You can add additional tests to filter things (e.g., -type f if you want to skip everything but regular files, or `-name '*Title' if you want to only change files that end in 'Title'), but that isn't necessary for your use.
-exec … + means to batch up the found files, and pass as many of them as possible in place of any {} in the command that appears in the '…'.
rename 's|[^/]* - ||' {} means for each file in {}, apply the perl expression s|[^/]* - || to the filename, and, if the result is different, rename it to that result.
s|[^/]* - || means to match the regular expression '[^/]* -' and replace the match with '' (the empty string).
[^/]* - means to match any string of non-slash characters that ends with ' - '. So, in './A/FooBar - Title', it'll match the 'FooBar -'.
I should mention that, when I have something complicated to do like this, if after a few minutes and a couple attempts to get it right with find/sed/awk/rename/etc., I still haven't got it, I often just code it up imperatively with Python and os.walk. If you know Python, that might be easier for you to understand (although more verbose and less simple), and easier for you to modify to other use cases, so if you're interested, ask for that.
Try this:
ls -1 * | while read f ; do mv "$f" "`echo $f | sed 's/^.* - //'`" ; done
I recommend you to add a echo before mv before running it to make sure the commands look ok. And as abarnert noted in the comments this command will only work for one directory at a time.
Detailed explanation of the various commands:
ls -1 * will output a line for each file (and directory) in the current directory (except .-files).

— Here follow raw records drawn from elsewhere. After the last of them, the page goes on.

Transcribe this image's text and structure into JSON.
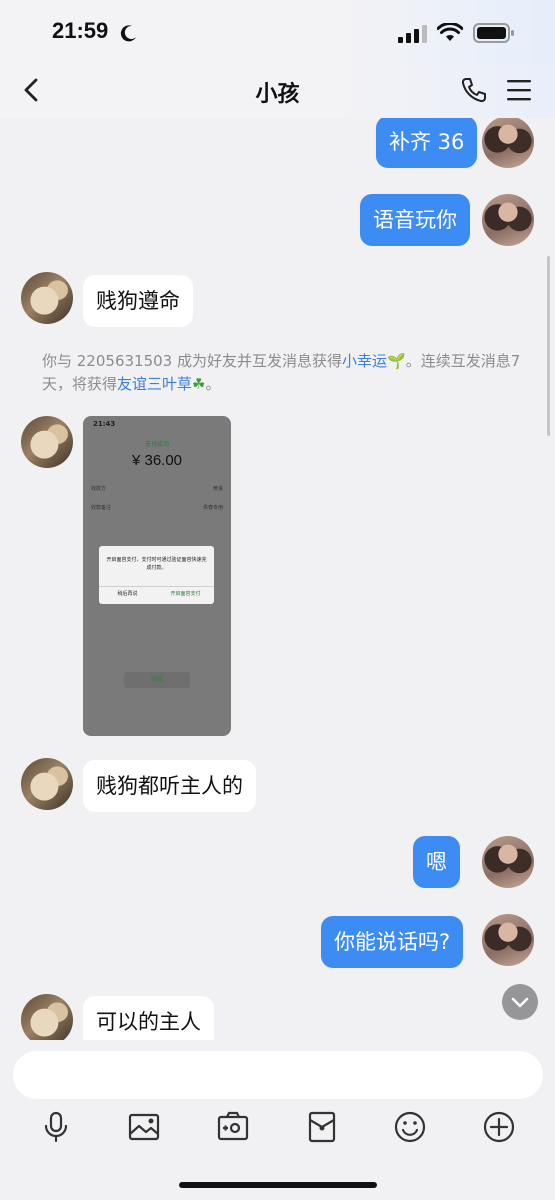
{
  "status_bar": {
    "time": "21:59"
  },
  "header": {
    "title": "小孩"
  },
  "messages": [
    {
      "sender": "me",
      "text": "补齐 36"
    },
    {
      "sender": "me",
      "text": "语音玩你"
    },
    {
      "sender": "them",
      "text": "贱狗遵命"
    },
    {
      "sender": "them",
      "text": "贱狗都听主人的"
    },
    {
      "sender": "me",
      "text": "嗯"
    },
    {
      "sender": "me",
      "text": "你能说话吗?"
    },
    {
      "sender": "them",
      "text": "可以的主人"
    }
  ],
  "system_notice": {
    "prefix": "你与 2205631503 成为好友并互发消息获得",
    "link1": "小幸运",
    "middle": "。连续互发消息7天，将获得",
    "link2": "友谊三叶草",
    "suffix": "。"
  },
  "payment_screenshot": {
    "time": "21:43",
    "status": "支付成功",
    "amount": "¥ 36.00",
    "row1_label": "收款方",
    "row1_value": "黄良",
    "row2_label": "收款备注",
    "row2_value": "供春专用",
    "dialog_text": "开启面容支付，支付时可通过验证面容快速完成付款。",
    "dialog_left": "稍后再说",
    "dialog_right": "开启面容支付",
    "done_label": "完成"
  },
  "composer": {
    "input_value": ""
  },
  "toolbar": {
    "icons": [
      "microphone-icon",
      "image-icon",
      "camera-icon",
      "red-packet-icon",
      "emoji-icon",
      "plus-icon"
    ]
  },
  "colors": {
    "accent": "#3d8cf3",
    "background": "#f1f1f3",
    "link": "#3d7fdb"
  }
}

So this will be expanded in to ls -1 file1 file2 ..., -1 to ls tells it to list the filename only and one file per line.
The output is then piped into while read f ; ... ; done which will loop while read f returns zero, which it does until it reaches end of file. read f reads one line at a time from standard input (which in this case is the output from ls -1 ...) and store it in the the variable specified, in this case f.
In the while loop we run a mv command with two arguments, first "$f" as the source file (note the quotes to handle filenames with spaces etc) and second the destination filename which uses sed and ` (backticks) to do what is called command substitution that will call the command inside the backticks and be replaced it with the output from standard output.
echo $f | sed 's/^.* - //' pipes the current file $f into sed that will match a regular expression and do substitution (the s in s/) and output the result on standard output. The regular expression is ^.* - which will match from the start of the string ^ (called anchoring) and then any characters .* followed by - and replace it with the empty string (the string between //).
I know you asked for batch rename, but I suggest you to use Automator.
It works perfectly, and if you create it as a service you will have the option in your contextual menu :)
After some trial and error, I came across this solution that worked for me to solve the same problem.
find <dir> -name *.<oldExt> -exec rename -S .<oldExt> .<newExt> {} \;
Basically, I leverage the find and rename utilities. The trick here is figuring out where to place the '{}' (which represents the files that need to be processed by rename) of rename.
P.S. rename is not a built-in linux utility. I work with OS X and used homebrew to install rename.